Salvador Dalí faz caras e bocas na estampa que enfeita o relógio de parede de Núncio D'Aquino, 90 anos. São 15 horas de uma terça-feira qualquer. Mas não é de hoje que D'Aquino – como ficou conhecido – e Dalí fazem companhia um ao outro. O artista dispensa rapapés. Já o veterano é um daqueles sapateiros que ainda fazem calçados sob medida e, com folga, um dos comerciantes há mais tempo em atividade na cidade de Curitiba. Sua folha corrida soma 70 anos de serviços prestados, no mesmo endereço: uma loja de fundos na altura em que a Rua Emiliano Perneta quase se encontra com a Visconde do Rio Branco.

Não é só o tempo de ofício, o fato de estar no mesmo ponto toda vida e a longevidade de D'Aquino que impressionam. As histórias que conta, sentado no sofá velho da sapataria – de frente para o relógio em que os bigodes de Dalí se confundem com os ponteiros – é que são, digamos, surreais. A memória até falha vez em quando, mas nada que atrapalhe os enredos que saem da boca do homem que cruzou o século 20 calçando os curitibanos. "Eu ia ficar em casa fazendo o quê? Comecei com calçados, vou terminar com calçados. Sigo assim até morrer", declara.

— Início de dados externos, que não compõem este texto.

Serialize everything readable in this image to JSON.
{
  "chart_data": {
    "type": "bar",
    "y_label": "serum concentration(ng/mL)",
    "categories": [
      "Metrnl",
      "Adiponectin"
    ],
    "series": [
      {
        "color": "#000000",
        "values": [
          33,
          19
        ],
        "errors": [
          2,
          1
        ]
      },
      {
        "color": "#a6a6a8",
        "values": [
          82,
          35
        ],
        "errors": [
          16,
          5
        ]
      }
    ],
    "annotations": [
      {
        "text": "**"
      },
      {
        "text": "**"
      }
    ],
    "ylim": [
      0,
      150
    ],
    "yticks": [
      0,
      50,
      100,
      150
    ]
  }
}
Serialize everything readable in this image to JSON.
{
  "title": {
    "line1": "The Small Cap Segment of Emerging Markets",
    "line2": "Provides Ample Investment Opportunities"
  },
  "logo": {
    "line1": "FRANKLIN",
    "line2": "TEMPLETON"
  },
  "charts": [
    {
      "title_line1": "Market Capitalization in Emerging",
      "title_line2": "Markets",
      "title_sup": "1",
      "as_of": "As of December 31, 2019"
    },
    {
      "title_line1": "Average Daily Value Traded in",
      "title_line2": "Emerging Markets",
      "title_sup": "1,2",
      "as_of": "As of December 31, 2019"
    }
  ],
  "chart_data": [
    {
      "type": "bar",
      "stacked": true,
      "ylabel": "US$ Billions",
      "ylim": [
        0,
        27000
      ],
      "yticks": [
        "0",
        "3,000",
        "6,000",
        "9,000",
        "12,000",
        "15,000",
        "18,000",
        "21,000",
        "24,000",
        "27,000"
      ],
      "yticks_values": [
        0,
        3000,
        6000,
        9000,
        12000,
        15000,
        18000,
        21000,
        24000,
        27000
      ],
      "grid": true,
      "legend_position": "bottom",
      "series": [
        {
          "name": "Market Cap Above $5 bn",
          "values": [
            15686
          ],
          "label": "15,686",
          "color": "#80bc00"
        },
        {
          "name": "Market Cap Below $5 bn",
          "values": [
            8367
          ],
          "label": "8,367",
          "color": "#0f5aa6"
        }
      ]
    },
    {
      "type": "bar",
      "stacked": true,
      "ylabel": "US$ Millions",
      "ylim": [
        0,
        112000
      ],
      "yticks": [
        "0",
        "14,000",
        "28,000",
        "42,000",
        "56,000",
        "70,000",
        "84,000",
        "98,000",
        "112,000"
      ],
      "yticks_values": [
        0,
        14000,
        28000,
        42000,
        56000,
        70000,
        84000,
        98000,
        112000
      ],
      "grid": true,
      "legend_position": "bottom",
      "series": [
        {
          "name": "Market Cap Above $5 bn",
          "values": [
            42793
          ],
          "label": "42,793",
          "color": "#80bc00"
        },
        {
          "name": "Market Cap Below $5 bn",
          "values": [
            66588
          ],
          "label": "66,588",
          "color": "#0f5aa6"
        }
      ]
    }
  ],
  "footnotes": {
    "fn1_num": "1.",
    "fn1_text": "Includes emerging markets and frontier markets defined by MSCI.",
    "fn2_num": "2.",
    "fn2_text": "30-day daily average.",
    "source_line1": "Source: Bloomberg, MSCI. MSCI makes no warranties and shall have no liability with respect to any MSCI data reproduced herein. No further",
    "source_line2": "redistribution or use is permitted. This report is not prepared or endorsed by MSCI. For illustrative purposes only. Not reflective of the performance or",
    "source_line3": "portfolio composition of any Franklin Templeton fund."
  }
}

D'Aquino, o rei dos sapatos, é um homem de gestos largos, fala que vai do pianíssimo ao fortíssimo e dono de irresistíveis recursos de oratória. Em miúdos, um sedutor – mesmo usando sapatos [de sua autoria] sem meias, lacrimejando sem parar por causa de uma operação recente de catarata e se dizendo farto de dar entrevistas. "Com essa, são quatro. Já falei tudo", exagera. Dividido o número de reportagens por 90, sua idade, daria uma a cada 22,5 anos. É vero. O sapateiro se rende, para sorte do interlocutor – que não vai demorar a se perguntar por que raios foram 4 e não 40 entrevistas. Bem podia.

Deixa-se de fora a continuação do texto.